Here's the layout for Perry Mason's detective office.
At the assigned meeting time, I strolled over to Salumi from the art gallery. Rob told me that I looked like an Ewok in my black hooded cape. All I needed was a slingshot, some rocks and a braided rope around my belt. I wondered if Ewoks eat salumi. For the uninitiated, salumi is the plural form of salami. I know this because during some downtime during L.A. fashion week, Missy and I quizzed Giovanni, the sweet photographer who travels the world from his home base in Florence, Italy, with his wife to shoot fashion shows for our newspaper. "Giovanni, what's the difference between salami and salumi?" we asked him. Giovanni was quiet for a few seconds, presumably to translate the sentence from English into Italian and then figure out an answer. His explanation: "Salami--one meat. Salumi--many meats." Why, of course! This is the rain-drenched sign advertising many meats on Pioneer Square.

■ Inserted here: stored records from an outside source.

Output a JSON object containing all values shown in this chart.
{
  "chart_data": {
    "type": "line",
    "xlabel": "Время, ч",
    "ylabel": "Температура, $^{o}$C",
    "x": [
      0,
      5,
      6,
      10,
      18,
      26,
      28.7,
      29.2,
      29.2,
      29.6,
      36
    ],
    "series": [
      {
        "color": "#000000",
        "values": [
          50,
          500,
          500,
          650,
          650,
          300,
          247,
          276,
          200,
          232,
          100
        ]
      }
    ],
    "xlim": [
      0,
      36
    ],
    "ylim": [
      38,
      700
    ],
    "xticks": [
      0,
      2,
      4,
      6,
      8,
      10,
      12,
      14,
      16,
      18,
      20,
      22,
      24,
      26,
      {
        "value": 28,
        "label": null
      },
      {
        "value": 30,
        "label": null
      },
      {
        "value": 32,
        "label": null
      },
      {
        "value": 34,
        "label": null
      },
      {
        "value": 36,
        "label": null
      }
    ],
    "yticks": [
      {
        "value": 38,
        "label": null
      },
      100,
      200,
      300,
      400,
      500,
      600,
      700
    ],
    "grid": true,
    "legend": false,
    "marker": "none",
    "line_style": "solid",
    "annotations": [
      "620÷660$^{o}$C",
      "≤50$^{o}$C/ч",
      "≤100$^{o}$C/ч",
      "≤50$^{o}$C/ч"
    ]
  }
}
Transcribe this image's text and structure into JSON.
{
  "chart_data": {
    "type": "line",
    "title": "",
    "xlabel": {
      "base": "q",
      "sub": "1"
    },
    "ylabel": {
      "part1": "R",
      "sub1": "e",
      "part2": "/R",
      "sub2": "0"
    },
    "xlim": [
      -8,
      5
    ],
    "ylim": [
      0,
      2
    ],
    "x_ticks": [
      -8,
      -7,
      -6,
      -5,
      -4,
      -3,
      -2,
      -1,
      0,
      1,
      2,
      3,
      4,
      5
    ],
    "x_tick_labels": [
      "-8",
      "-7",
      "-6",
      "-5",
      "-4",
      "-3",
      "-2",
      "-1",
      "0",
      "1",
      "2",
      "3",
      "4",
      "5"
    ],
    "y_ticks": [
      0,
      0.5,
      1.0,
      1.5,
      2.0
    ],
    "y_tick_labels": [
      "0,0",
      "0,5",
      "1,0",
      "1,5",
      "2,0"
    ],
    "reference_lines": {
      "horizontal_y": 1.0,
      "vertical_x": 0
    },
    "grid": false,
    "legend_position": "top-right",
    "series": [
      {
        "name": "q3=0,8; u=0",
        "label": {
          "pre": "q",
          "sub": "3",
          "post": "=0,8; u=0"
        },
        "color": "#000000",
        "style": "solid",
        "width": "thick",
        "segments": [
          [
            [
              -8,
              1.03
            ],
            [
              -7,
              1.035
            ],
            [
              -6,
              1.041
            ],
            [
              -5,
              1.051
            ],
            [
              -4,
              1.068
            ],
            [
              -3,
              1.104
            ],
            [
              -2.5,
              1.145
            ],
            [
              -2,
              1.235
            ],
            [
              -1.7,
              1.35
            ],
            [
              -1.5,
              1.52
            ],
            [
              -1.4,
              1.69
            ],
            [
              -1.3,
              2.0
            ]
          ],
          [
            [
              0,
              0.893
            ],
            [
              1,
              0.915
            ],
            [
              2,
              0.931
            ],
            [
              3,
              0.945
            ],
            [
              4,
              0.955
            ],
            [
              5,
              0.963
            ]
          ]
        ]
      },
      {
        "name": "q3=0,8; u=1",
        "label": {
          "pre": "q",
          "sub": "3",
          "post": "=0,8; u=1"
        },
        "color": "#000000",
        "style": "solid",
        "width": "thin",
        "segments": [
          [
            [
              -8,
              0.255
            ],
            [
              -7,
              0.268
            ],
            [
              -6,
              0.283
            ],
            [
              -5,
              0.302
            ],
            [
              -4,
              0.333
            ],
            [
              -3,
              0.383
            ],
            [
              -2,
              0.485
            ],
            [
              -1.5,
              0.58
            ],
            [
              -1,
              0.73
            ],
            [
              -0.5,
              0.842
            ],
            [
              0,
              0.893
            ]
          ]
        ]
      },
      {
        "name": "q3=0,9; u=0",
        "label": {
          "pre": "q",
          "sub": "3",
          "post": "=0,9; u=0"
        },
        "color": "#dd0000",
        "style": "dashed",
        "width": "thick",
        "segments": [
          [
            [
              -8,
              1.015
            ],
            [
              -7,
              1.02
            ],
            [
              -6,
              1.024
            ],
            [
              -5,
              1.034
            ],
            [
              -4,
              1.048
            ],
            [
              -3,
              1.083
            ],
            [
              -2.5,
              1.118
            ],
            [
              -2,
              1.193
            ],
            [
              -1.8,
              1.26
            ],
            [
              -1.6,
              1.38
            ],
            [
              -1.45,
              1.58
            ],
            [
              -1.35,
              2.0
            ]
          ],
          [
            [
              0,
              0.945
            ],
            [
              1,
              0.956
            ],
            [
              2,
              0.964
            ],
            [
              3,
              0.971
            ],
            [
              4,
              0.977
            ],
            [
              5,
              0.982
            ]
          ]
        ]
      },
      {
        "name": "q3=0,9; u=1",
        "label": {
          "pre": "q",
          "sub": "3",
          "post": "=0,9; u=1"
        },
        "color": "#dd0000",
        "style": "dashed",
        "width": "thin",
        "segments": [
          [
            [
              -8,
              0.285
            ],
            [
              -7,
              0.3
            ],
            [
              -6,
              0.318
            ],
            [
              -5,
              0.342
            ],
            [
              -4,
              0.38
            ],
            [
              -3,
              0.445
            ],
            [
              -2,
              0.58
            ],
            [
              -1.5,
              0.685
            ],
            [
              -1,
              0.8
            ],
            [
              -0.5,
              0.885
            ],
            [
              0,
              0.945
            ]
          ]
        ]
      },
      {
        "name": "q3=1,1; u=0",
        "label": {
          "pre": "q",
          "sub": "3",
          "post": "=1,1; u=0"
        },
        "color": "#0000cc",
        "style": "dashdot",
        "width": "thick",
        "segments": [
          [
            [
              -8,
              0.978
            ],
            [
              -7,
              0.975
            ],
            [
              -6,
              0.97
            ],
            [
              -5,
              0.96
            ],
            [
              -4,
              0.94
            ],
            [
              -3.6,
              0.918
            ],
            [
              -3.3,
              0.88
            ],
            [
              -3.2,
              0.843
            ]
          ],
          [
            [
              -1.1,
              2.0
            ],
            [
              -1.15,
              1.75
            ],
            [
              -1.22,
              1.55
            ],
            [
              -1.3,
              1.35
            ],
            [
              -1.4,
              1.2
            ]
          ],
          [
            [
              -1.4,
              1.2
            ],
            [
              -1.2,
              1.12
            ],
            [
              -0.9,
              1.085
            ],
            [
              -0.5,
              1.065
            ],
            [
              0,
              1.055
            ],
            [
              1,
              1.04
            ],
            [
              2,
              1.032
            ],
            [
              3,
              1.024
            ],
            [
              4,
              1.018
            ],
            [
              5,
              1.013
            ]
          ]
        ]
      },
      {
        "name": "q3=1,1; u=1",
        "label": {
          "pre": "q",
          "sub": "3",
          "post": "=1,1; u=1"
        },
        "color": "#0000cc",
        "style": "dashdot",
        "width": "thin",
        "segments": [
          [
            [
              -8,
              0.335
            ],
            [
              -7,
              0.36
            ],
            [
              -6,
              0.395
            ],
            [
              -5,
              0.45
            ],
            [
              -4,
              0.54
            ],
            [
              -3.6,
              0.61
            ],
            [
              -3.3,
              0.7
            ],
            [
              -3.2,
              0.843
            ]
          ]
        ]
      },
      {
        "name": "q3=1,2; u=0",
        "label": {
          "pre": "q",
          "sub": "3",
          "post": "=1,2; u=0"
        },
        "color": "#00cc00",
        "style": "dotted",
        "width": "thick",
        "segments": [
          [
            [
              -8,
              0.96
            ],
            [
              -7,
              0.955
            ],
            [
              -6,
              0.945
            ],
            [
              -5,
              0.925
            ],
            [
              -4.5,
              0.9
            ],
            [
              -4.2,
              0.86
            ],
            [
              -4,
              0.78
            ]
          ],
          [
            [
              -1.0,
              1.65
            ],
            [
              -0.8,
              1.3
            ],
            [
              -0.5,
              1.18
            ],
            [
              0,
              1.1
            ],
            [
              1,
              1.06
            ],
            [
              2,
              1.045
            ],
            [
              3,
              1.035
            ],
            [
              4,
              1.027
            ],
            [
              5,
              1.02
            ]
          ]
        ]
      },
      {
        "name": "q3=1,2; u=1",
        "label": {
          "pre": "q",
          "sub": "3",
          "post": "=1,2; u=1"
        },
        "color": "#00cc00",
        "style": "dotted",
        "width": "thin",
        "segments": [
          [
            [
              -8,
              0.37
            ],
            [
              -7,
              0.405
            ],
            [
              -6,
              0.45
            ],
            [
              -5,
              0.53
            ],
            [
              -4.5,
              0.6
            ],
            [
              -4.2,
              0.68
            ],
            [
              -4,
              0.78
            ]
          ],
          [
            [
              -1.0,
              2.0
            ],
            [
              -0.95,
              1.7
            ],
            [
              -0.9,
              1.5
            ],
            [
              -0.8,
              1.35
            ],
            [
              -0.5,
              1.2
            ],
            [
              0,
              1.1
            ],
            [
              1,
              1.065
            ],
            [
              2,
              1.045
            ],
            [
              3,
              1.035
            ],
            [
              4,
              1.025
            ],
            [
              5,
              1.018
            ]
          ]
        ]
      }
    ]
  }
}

The shoebox of a restaurant has two long tables where diners plop down, pour their own wine and gobble up plates of precisely sliced meats, chunky balls of fennel sausage and the soup and vegetable of the day (on Nov. 3, it was lentil soup and roasted Brussel sprouts with prosciutto). The tables were covered in a waxy table cloth printed with paintings of figs. As Salumi is owned by chef Mario Batali's father, it was inevitable that conversation at our communal table touched on the opening of the younger Batali's new restaurant in Los Angeles. My neighbors didn't know the name of Batali's new establishment. It was a good thing there was a fashion journalist/foodie/Angeleno in their midst!

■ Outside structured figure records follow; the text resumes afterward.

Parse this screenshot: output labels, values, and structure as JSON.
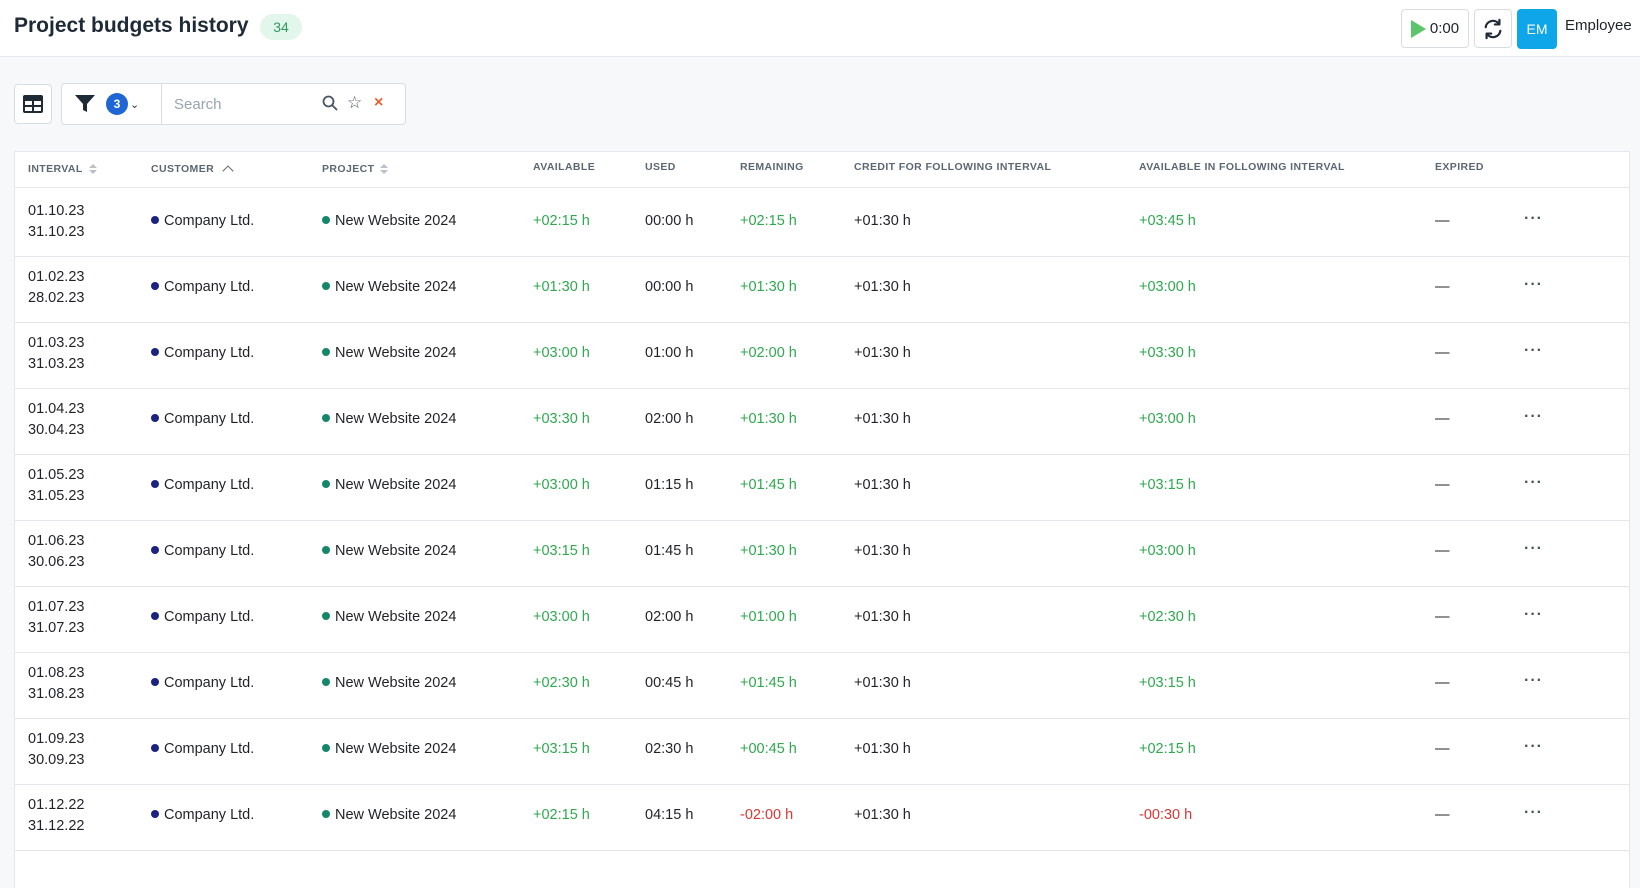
{
  "header": {
    "title": "Project budgets history",
    "count": "34",
    "timer": "0:00",
    "user_initials": "EM",
    "user_name": "Employee"
  },
  "toolbar": {
    "filter_count": "3",
    "search_placeholder": "Search",
    "search_value": ""
  },
  "table": {
    "columns": {
      "interval": "INTERVAL",
      "customer": "CUSTOMER",
      "project": "PROJECT",
      "available": "AVAILABLE",
      "used": "USED",
      "remaining": "REMAINING",
      "credit": "CREDIT FOR FOLLOWING INTERVAL",
      "available_following": "AVAILABLE IN FOLLOWING INTERVAL",
      "expired": "EXPIRED"
    },
    "rows": [
      {
        "start": "01.10.23",
        "end": "31.10.23",
        "customer": "Company Ltd.",
        "project": "New Website 2024",
        "available": "+02:15 h",
        "used": "00:00 h",
        "remaining": "+02:15 h",
        "credit": "+01:30 h",
        "available_following": "+03:45 h",
        "expired": "—"
      },
      {
        "start": "01.02.23",
        "end": "28.02.23",
        "customer": "Company Ltd.",
        "project": "New Website 2024",
        "available": "+01:30 h",
        "used": "00:00 h",
        "remaining": "+01:30 h",
        "credit": "+01:30 h",
        "available_following": "+03:00 h",
        "expired": "—"
      },
      {
        "start": "01.03.23",
        "end": "31.03.23",
        "customer": "Company Ltd.",
        "project": "New Website 2024",
        "available": "+03:00 h",
        "used": "01:00 h",
        "remaining": "+02:00 h",
        "credit": "+01:30 h",
        "available_following": "+03:30 h",
        "expired": "—"
      },
      {
        "start": "01.04.23",
        "end": "30.04.23",
        "customer": "Company Ltd.",
        "project": "New Website 2024",
        "available": "+03:30 h",
        "used": "02:00 h",
        "remaining": "+01:30 h",
        "credit": "+01:30 h",
        "available_following": "+03:00 h",
        "expired": "—"
      },
      {
        "start": "01.05.23",
        "end": "31.05.23",
        "customer": "Company Ltd.",
        "project": "New Website 2024",
        "available": "+03:00 h",
        "used": "01:15 h",
        "remaining": "+01:45 h",
        "credit": "+01:30 h",
        "available_following": "+03:15 h",
        "expired": "—"
      },
      {
        "start": "01.06.23",
        "end": "30.06.23",
        "customer": "Company Ltd.",
        "project": "New Website 2024",
        "available": "+03:15 h",
        "used": "01:45 h",
        "remaining": "+01:30 h",
        "credit": "+01:30 h",
        "available_following": "+03:00 h",
        "expired": "—"
      },
      {
        "start": "01.07.23",
        "end": "31.07.23",
        "customer": "Company Ltd.",
        "project": "New Website 2024",
        "available": "+03:00 h",
        "used": "02:00 h",
        "remaining": "+01:00 h",
        "credit": "+01:30 h",
        "available_following": "+02:30 h",
        "expired": "—"
      },
      {
        "start": "01.08.23",
        "end": "31.08.23",
        "customer": "Company Ltd.",
        "project": "New Website 2024",
        "available": "+02:30 h",
        "used": "00:45 h",
        "remaining": "+01:45 h",
        "credit": "+01:30 h",
        "available_following": "+03:15 h",
        "expired": "—"
      },
      {
        "start": "01.09.23",
        "end": "30.09.23",
        "customer": "Company Ltd.",
        "project": "New Website 2024",
        "available": "+03:15 h",
        "used": "02:30 h",
        "remaining": "+00:45 h",
        "credit": "+01:30 h",
        "available_following": "+02:15 h",
        "expired": "—"
      },
      {
        "start": "01.12.22",
        "end": "31.12.22",
        "customer": "Company Ltd.",
        "project": "New Website 2024",
        "available": "+02:15 h",
        "used": "04:15 h",
        "remaining": "-02:00 h",
        "credit": "+01:30 h",
        "available_following": "-00:30 h",
        "expired": "—"
      }
    ]
  },
  "colors": {
    "positive": "#2fa84f",
    "negative": "#d93636",
    "accent": "#0ea5e9",
    "filter_badge": "#1e66d4"
  },
  "icons": {
    "timer": "play-icon",
    "sync": "sync-icon",
    "view": "table-view-icon",
    "filter": "filter-icon",
    "search": "search-icon",
    "favorite": "star-icon",
    "clear": "close-icon",
    "row_actions": "more-icon"
  }
}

Rob treated me to a meat and cheese platter for my birthday. A Scorpio and salumi, what a combo! While Rob took care of our lunch order, I got salumi for me, Missy, Marcy, Missy's parents, my sister and own parents. (Everyone else gets Parasite Pals from Archie McPhee.) Warned by another friend who lives in the Emerald City about how the Salumi folks could be food Nazis and limit the amount of meat customers buy, I politely asked the woman behind the counter if there was a maximum number of salumi I could buy. She said I could buy as much as I want. So I stockpiled the signature Salumi salami, mole salami, paprika salami and oregano salami. Everything is priced the same by the pound so it's easy to mix and match.
This is a little plate of many meats. Though the mozzarella wasn't of the Buffalo variety, it was handmade that morning in the restaurant. It had a sweet flavor that helped cleanse the palate.
After lunch, Rob took me to a Japanese teahouse called Panama Hotel. The location used to house a sento, or Japanese bathhouse, before World War 2. Japanese-Americans stored their belongings in the Panama Hotel's basement before they were shipped to internment camps. To remind patrons of the hotel's history, the teahouse owner built a glass floor through which they can see the storage area. Reclining on white puffy pillows, I sipped a matcha latte made with rice milk.
Because I passed on the lentil soup at Salumi, I had enough of an appetite to try the elliptical pie made of sweet potatoes.
The teahouse reminded me of the hyper-stylized cafes in Tokyo. Check out the soaps that resembled river rocks next to the Zen-white sink.
Even the sign reminding everyone to wash their hands after using the toilet couldn't be plain and boring.